Tras la marcha de Kate y los niños me encontraba más solo de lo que esperaba. Siempre he pensado que nacemos y morimos solos, rodeándonos de personas para sentirnos queridos y alimentar las famélicas fauces de nuestro ego. Un ego que siempre quiere más. No le basta con un trozo del pastel, lo quiere todo. Pero ahora tenía miedo. Desde la popa de aquel barco repleto de las ilusiones y esperanzas de los turistas, me asustaba más el hecho de sentirme solo a estarlo ciertamente.


De hecho, por suerte o por desgracia, siempre solía estar solo. Desde que mis padres fallecieron, desde que sus caricias dejaron de ser cálidas, siempre he tenido esa sensación. La sensación de que la soledad me eligió para cuidarme.
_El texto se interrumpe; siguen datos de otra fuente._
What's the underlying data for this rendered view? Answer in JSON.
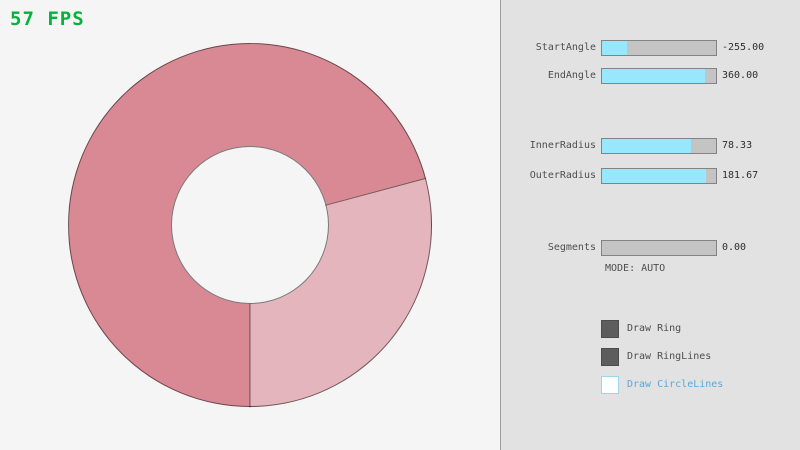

Cuando la isla entró en escena un rebaño de pasajeros asaltó al solitario abrigo descolorido en el que se había convertido lo que un día fue mi indumentaria de trotamundos. Incluso mi sombra huyó cuando los metódicos clics trataban de inmortalizar la tan codiciada foto con la que alcanzar una elevada cifra de me gusta, aunque realmente ni guste. Un cifra que nunca es suficiente.



Aún recuerdo mi llegada a lo que se hacía llamar Valhalla. Ante mis ojos el producto de la minuciosidad humana y la volatilidad natural. Las meticulosas mentes trazando en el plano cada uno de los centímetros de los ostentosos edificios que monopolizaban el paraíso insular para poder discernir aquello que no se puede controlar.


Los arquitectos jugaron a ser eternos con sus rascacielos. Los dos gigantes de cemento eran tan parecidos como dispares, vestidos de espejos para tratar de ocultarse de los curiosos turistas, para ocultar sus secretos.


Según avanzaba lentamente el barco, ese ritmo pausado e infernal que tanto odiaba, la brisa que suavemente mecía las cada vez más nítidas aguas parecía transformarse en un susurro. Un requiem pronunciado por los mismísimos dioses que a partir de casualidades o simple destino formaron esa isla de ensueño. Parecía que se atemorizaban de su propia creación.


En ese momento aún no sabía por qué me temblaban las piernas pero tenía miedo. Joder, tenía mucho miedo. Me asustaba más el hecho de no saber formular las preguntas que escuchar la respuesta.


Al fin y al cabo, por eso dejé lo poco que tenía y acabé allí.

Suspiré. No estaba listo, pero tenía que salir de aquel barco. En mi mente retumbaban las palabras que alentaban unas fuerzas hasta entonces desconocidas en mi interior y que hacían de cada paso uno más seguro: “es tu momento, Eider”.